Pensar o suicídio à luz dessa discussão nos faz compreender algumas questões, embora tenhamos uma luta em prol da vida e contra o triunfo da desesperança: 1. Não existe “controle” sobre o outro e sobre o mundo (o que serve como questionamento do introjeto de que o terapeuta “deve ser o guardião da vida e/ou o super-herói salvador”; 2. Não há “culpados” quando alguém tenta contra si (sem desconsiderar a dor dos que ficam com as incertezas sobre a “causa” de uma partida tão avassaladora); e 3. Como diz o ilustre Jorge Ponciano Ribeiro, a vida não é delegável, ainda que o nosso compromisso seja o de resgate das virtudes humanas.

O fato é que ao mesmo tempo em que dou cabo de “um homem só e sem desculpas” (Sartre, 1905-1980) e apreendo uma realidade que não está isenta da nossa “condenação a sermos livres” [também parafraseando o autor], acrescento à essa discussão, sem adversativas (na compreensão de que um entendimento não anula o outro), as compreensões de que todo fenômeno ocorre em um determinado campo (Teoria de Campo); de que somos seres-no-mundo-com-os-outros (Existencialismo heideggeriano) e que o homem e todo organismo vivo está interligado com o resto do mundo (Compreensão da GT – Alvim, 2015).

Há uma parte do suicídio que nos ajuda a lançar novos olhares para o todo, e aí que recupero o que mencionei a respeito das condições situacionais.

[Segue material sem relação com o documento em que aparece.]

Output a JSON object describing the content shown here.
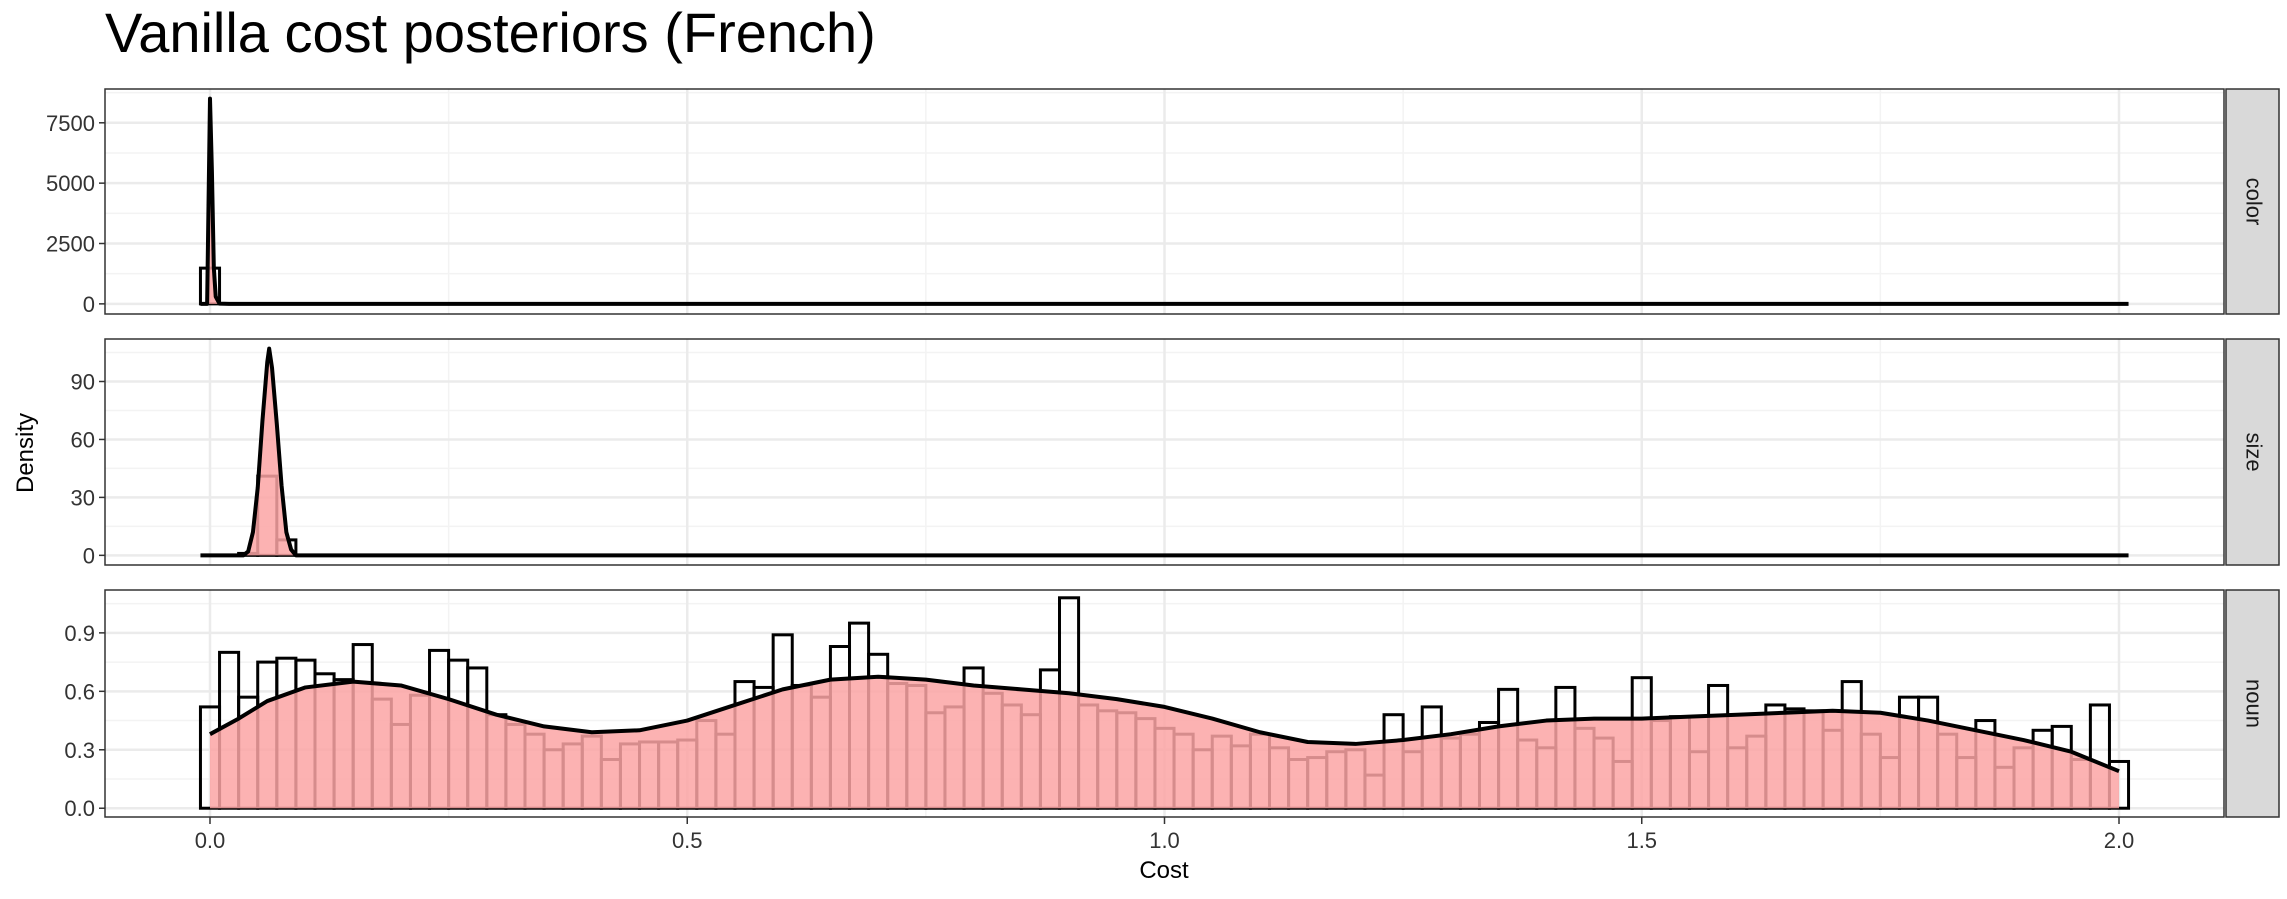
{
  "colors": {
    "fill": "#fca5a5",
    "line": "#000000",
    "grid_major": "#ebebeb",
    "grid_minor": "#f3f3f3",
    "strip_bg": "#d9d9d9",
    "panel_border": "#333333"
  },
  "chart_data": {
    "type": "histogram_density_facets",
    "title": "Vanilla cost posteriors (French)",
    "xlabel": "Cost",
    "ylabel": "Density",
    "xlim": [
      -0.11,
      2.11
    ],
    "xticks": [
      0.0,
      0.5,
      1.0,
      1.5,
      2.0
    ],
    "xtick_labels": [
      "0.0",
      "0.5",
      "1.0",
      "1.5",
      "2.0"
    ],
    "bin_width": 0.02,
    "grid": true,
    "facets": [
      {
        "label": "color",
        "ylim": [
          -420,
          8900
        ],
        "yticks": [
          0,
          2500,
          5000,
          7500
        ],
        "ytick_labels": [
          "0",
          "2500",
          "5000",
          "7500"
        ],
        "histogram_bars": [
          [
            0.0,
            1480
          ]
        ],
        "density_curve": [
          [
            -0.01,
            0
          ],
          [
            -0.003,
            0
          ],
          [
            0.0,
            8500
          ],
          [
            0.002,
            5500
          ],
          [
            0.004,
            1500
          ],
          [
            0.006,
            300
          ],
          [
            0.01,
            10
          ],
          [
            0.02,
            0
          ],
          [
            2.01,
            0
          ]
        ]
      },
      {
        "label": "size",
        "ylim": [
          -5,
          112
        ],
        "yticks": [
          0,
          30,
          60,
          90
        ],
        "ytick_labels": [
          "0",
          "30",
          "60",
          "90"
        ],
        "histogram_bars": [
          [
            0.02,
            0
          ],
          [
            0.04,
            1
          ],
          [
            0.06,
            41
          ],
          [
            0.08,
            8
          ]
        ],
        "density_curve": [
          [
            -0.01,
            0
          ],
          [
            0.035,
            0
          ],
          [
            0.04,
            2
          ],
          [
            0.045,
            12
          ],
          [
            0.05,
            35
          ],
          [
            0.055,
            70
          ],
          [
            0.06,
            100
          ],
          [
            0.062,
            107
          ],
          [
            0.065,
            97
          ],
          [
            0.07,
            68
          ],
          [
            0.075,
            36
          ],
          [
            0.08,
            12
          ],
          [
            0.085,
            3
          ],
          [
            0.09,
            0
          ],
          [
            2.01,
            0
          ]
        ]
      },
      {
        "label": "noun",
        "ylim": [
          -0.045,
          1.12
        ],
        "yticks": [
          0.0,
          0.3,
          0.6,
          0.9
        ],
        "ytick_labels": [
          "0.0",
          "0.3",
          "0.6",
          "0.9"
        ],
        "histogram_bars": [
          [
            0.0,
            0.52
          ],
          [
            0.02,
            0.8
          ],
          [
            0.04,
            0.57
          ],
          [
            0.06,
            0.75
          ],
          [
            0.08,
            0.77
          ],
          [
            0.1,
            0.76
          ],
          [
            0.12,
            0.69
          ],
          [
            0.14,
            0.66
          ],
          [
            0.16,
            0.84
          ],
          [
            0.18,
            0.56
          ],
          [
            0.2,
            0.43
          ],
          [
            0.22,
            0.58
          ],
          [
            0.24,
            0.81
          ],
          [
            0.26,
            0.76
          ],
          [
            0.28,
            0.72
          ],
          [
            0.3,
            0.48
          ],
          [
            0.32,
            0.43
          ],
          [
            0.34,
            0.38
          ],
          [
            0.36,
            0.3
          ],
          [
            0.38,
            0.33
          ],
          [
            0.4,
            0.37
          ],
          [
            0.42,
            0.25
          ],
          [
            0.44,
            0.33
          ],
          [
            0.46,
            0.34
          ],
          [
            0.48,
            0.34
          ],
          [
            0.5,
            0.35
          ],
          [
            0.52,
            0.45
          ],
          [
            0.54,
            0.38
          ],
          [
            0.56,
            0.65
          ],
          [
            0.58,
            0.62
          ],
          [
            0.6,
            0.89
          ],
          [
            0.62,
            0.63
          ],
          [
            0.64,
            0.57
          ],
          [
            0.66,
            0.83
          ],
          [
            0.68,
            0.95
          ],
          [
            0.7,
            0.79
          ],
          [
            0.72,
            0.64
          ],
          [
            0.74,
            0.63
          ],
          [
            0.76,
            0.49
          ],
          [
            0.78,
            0.52
          ],
          [
            0.8,
            0.72
          ],
          [
            0.82,
            0.59
          ],
          [
            0.84,
            0.53
          ],
          [
            0.86,
            0.48
          ],
          [
            0.88,
            0.71
          ],
          [
            0.9,
            1.08
          ],
          [
            0.92,
            0.53
          ],
          [
            0.94,
            0.5
          ],
          [
            0.96,
            0.49
          ],
          [
            0.98,
            0.46
          ],
          [
            1.0,
            0.41
          ],
          [
            1.02,
            0.38
          ],
          [
            1.04,
            0.3
          ],
          [
            1.06,
            0.37
          ],
          [
            1.08,
            0.32
          ],
          [
            1.1,
            0.38
          ],
          [
            1.12,
            0.31
          ],
          [
            1.14,
            0.25
          ],
          [
            1.16,
            0.26
          ],
          [
            1.18,
            0.29
          ],
          [
            1.2,
            0.3
          ],
          [
            1.22,
            0.17
          ],
          [
            1.24,
            0.48
          ],
          [
            1.26,
            0.29
          ],
          [
            1.28,
            0.52
          ],
          [
            1.3,
            0.36
          ],
          [
            1.32,
            0.38
          ],
          [
            1.34,
            0.44
          ],
          [
            1.36,
            0.61
          ],
          [
            1.38,
            0.35
          ],
          [
            1.4,
            0.31
          ],
          [
            1.42,
            0.62
          ],
          [
            1.44,
            0.41
          ],
          [
            1.46,
            0.36
          ],
          [
            1.48,
            0.24
          ],
          [
            1.5,
            0.67
          ],
          [
            1.52,
            0.45
          ],
          [
            1.54,
            0.47
          ],
          [
            1.56,
            0.29
          ],
          [
            1.58,
            0.63
          ],
          [
            1.6,
            0.31
          ],
          [
            1.62,
            0.37
          ],
          [
            1.64,
            0.53
          ],
          [
            1.66,
            0.51
          ],
          [
            1.68,
            0.5
          ],
          [
            1.7,
            0.4
          ],
          [
            1.72,
            0.65
          ],
          [
            1.74,
            0.38
          ],
          [
            1.76,
            0.26
          ],
          [
            1.78,
            0.57
          ],
          [
            1.8,
            0.57
          ],
          [
            1.82,
            0.38
          ],
          [
            1.84,
            0.26
          ],
          [
            1.86,
            0.45
          ],
          [
            1.88,
            0.21
          ],
          [
            1.9,
            0.31
          ],
          [
            1.92,
            0.4
          ],
          [
            1.94,
            0.42
          ],
          [
            1.96,
            0.25
          ],
          [
            1.98,
            0.53
          ],
          [
            2.0,
            0.24
          ]
        ],
        "density_curve": [
          [
            0.0,
            0.38
          ],
          [
            0.03,
            0.46
          ],
          [
            0.06,
            0.55
          ],
          [
            0.1,
            0.62
          ],
          [
            0.15,
            0.65
          ],
          [
            0.2,
            0.63
          ],
          [
            0.25,
            0.56
          ],
          [
            0.3,
            0.48
          ],
          [
            0.35,
            0.42
          ],
          [
            0.4,
            0.39
          ],
          [
            0.45,
            0.4
          ],
          [
            0.5,
            0.45
          ],
          [
            0.55,
            0.53
          ],
          [
            0.6,
            0.61
          ],
          [
            0.65,
            0.66
          ],
          [
            0.7,
            0.675
          ],
          [
            0.75,
            0.66
          ],
          [
            0.8,
            0.63
          ],
          [
            0.85,
            0.61
          ],
          [
            0.9,
            0.59
          ],
          [
            0.95,
            0.56
          ],
          [
            1.0,
            0.52
          ],
          [
            1.05,
            0.46
          ],
          [
            1.1,
            0.39
          ],
          [
            1.15,
            0.34
          ],
          [
            1.2,
            0.33
          ],
          [
            1.25,
            0.35
          ],
          [
            1.3,
            0.38
          ],
          [
            1.35,
            0.42
          ],
          [
            1.4,
            0.45
          ],
          [
            1.45,
            0.46
          ],
          [
            1.5,
            0.46
          ],
          [
            1.55,
            0.47
          ],
          [
            1.6,
            0.48
          ],
          [
            1.65,
            0.49
          ],
          [
            1.7,
            0.5
          ],
          [
            1.75,
            0.49
          ],
          [
            1.8,
            0.45
          ],
          [
            1.85,
            0.4
          ],
          [
            1.9,
            0.35
          ],
          [
            1.95,
            0.29
          ],
          [
            2.0,
            0.19
          ]
        ]
      }
    ]
  }
}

Uma pessoa em “processo de morrência” (Fukumitsu, 2018) – o que antecede o ato letal – sofre em um campo, adoece e se interrompe nele e com ele. Se tratando de Brasil, então, eu usaria na frase, mais enfaticamente (considerando minhas projeções, rs), a preposição “com”, pois adoece junto. Sofrimentos tomam rumos diferentes (e não há julgamento para isso). Alguns chegam aos tipos agravados, como o suicídio, por exemplo.

Digressões à parte, fundamentado em tudo isso que citei, destaco que o suicídio é uma questão de saúde pública, que demanda intervenção política (seja nas esferas institucionais ou nas práticas desenvolvidas por profissionais de saúde mental), que tem como fundo interdependente e inter-relacional uma realidade de ataques às diferenças e atentados à democracia, de morosidade por parte de legisladores e operadores da Lei, especialmente quando se trata da garantia de direitos e de um cenário que seja suficiente para sobreviver (e nem isso tem sido ofertado).

O suicídio é problema político, comunitário, social e sistêmico porque ser pobre, negro, LGBTQIA+ e fazer parte de outras minorias subalternizadas, relegadas à margem em uma necropolítica, é possuir inúmeros fatores de risco para tirar a própria vida (Chinazzo, 2020). Não é delírio ou “recorte apaixonado”, mas resultado de dados científicos e estatísticos. Portanto, não adianta levantar bandeira amarela em setembro, dedicar apenas um mês para tratar da questão, se não entendemos ainda que precisamos suscitar nosso posicionamento contra quem defende tortura e aniquilação das diferenças, se passamos o resto do ano julgando o ato de tirar a própria vida como “investida malígna” ou não transformamos o nosso espaço de trabalho em um ambiente inclusivo e aberto às diferenças, se continuamos pregando terapias de reversão sexual e discursos preconceituosos, homotransfóbicos e elitistas.

Existe um lugar para lutar à favor da vida, mas ele precisa ser construído, antes de qualquer coisa, em cima das certezas de que não existe emancipação sem consciência social e que não há saída individual para problemas coletivos. E não será em um mês, em um ano ou em décadas, mas no re-direcionamento da nossa prática.

Everton Damasceno é psicólogo (CRP-20/09868), gestalt-terapeuta habilitado pelo Centro de Capacitação em Gestal-terapia de Belém do Pará (CCGT) e membro do Associação Brasileira de Gestalt-terapia (ABG).